Containers have made app deployment lightweight and portable.
We think your data should be too.
Deploy any stateful application in production with Docker and Kubernetes
How it works
To create a StorageOS cluster, deploy the StorageOS volume plugin or container on each node. This can be automated in Docker Swarm and Kubernetes. StorageOS nodes aggregate available server storage into a distributed pool and presents virtual block devices to clients on any node. It is backed by an external key/value store which is used for service discovery, configuration and health checking. Data is replicated synchronously to as many nodes required for durability, and if a node fails, one of the replicas is promoted to master.
Each node runs a control plane and/or a data plane component from the same container image. By default the data plane and control plane are started in the same container. It’s also possible to start the control plane and data plan in separate containers to support app and storage-centric node configuration for larger environments. StorageOS requires access to an external KV store to persist configuration.
The Data Plane processes all data access requests and pools the aggregated storage for presentation to Clients. Because the data plane manages data services independently, it can be started as a separate container process to separate apps and storage functions in larger environments.

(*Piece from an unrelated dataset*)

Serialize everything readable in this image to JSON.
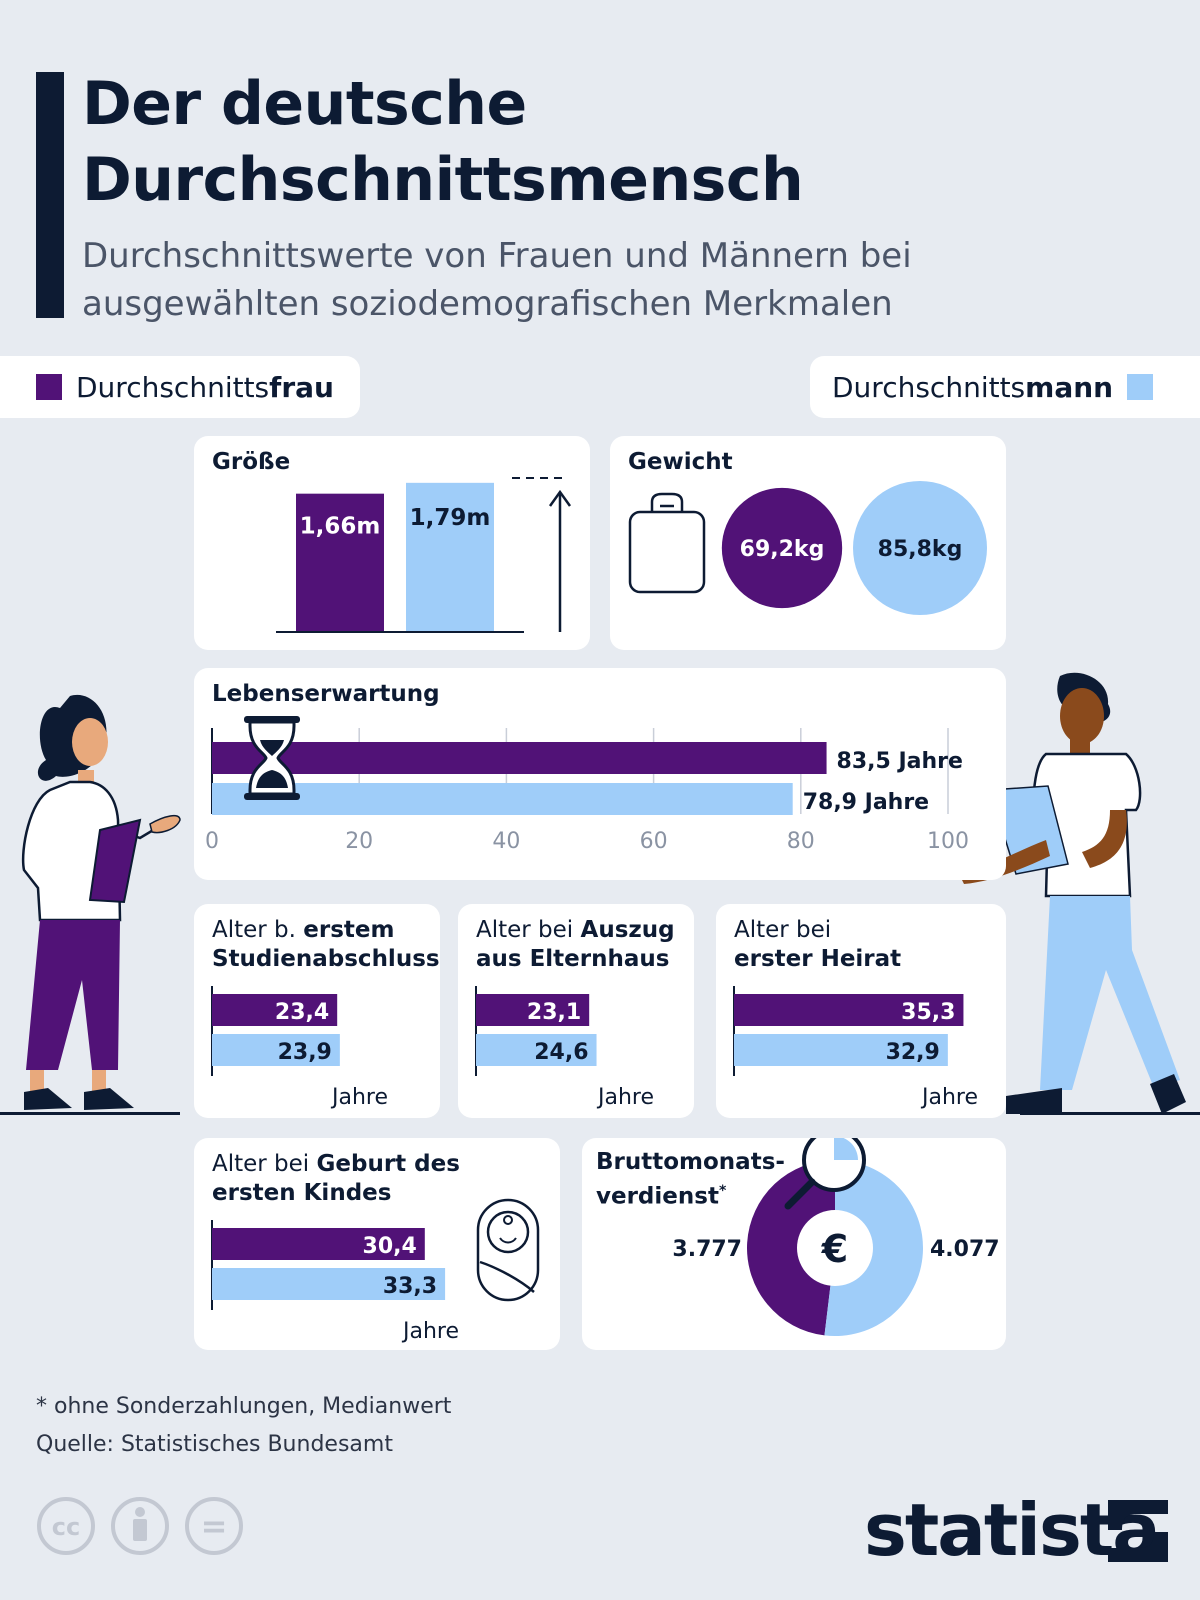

The control plane is responsible for managing configuration, monitoring health, scheduling, controlling the rules engine, provisioning and recovery processes. It does this through the StorageOS API which is accessed by plugins (e.g. Docker, Kubernetes), StorageOS GUI and CLI and any REST requests. The API in turn communicates with the Control Plane components and other nodes in the cluster to take appropriate action.
The control plane is also responsible for maintaining state and does this over an embedded message bus (NATS) where data and cluster configuration state is maintained in a distributed KV store (Consul). A rules engine recommends data placement and configures data policy rules. The scheduler maintains desired state across the cluster.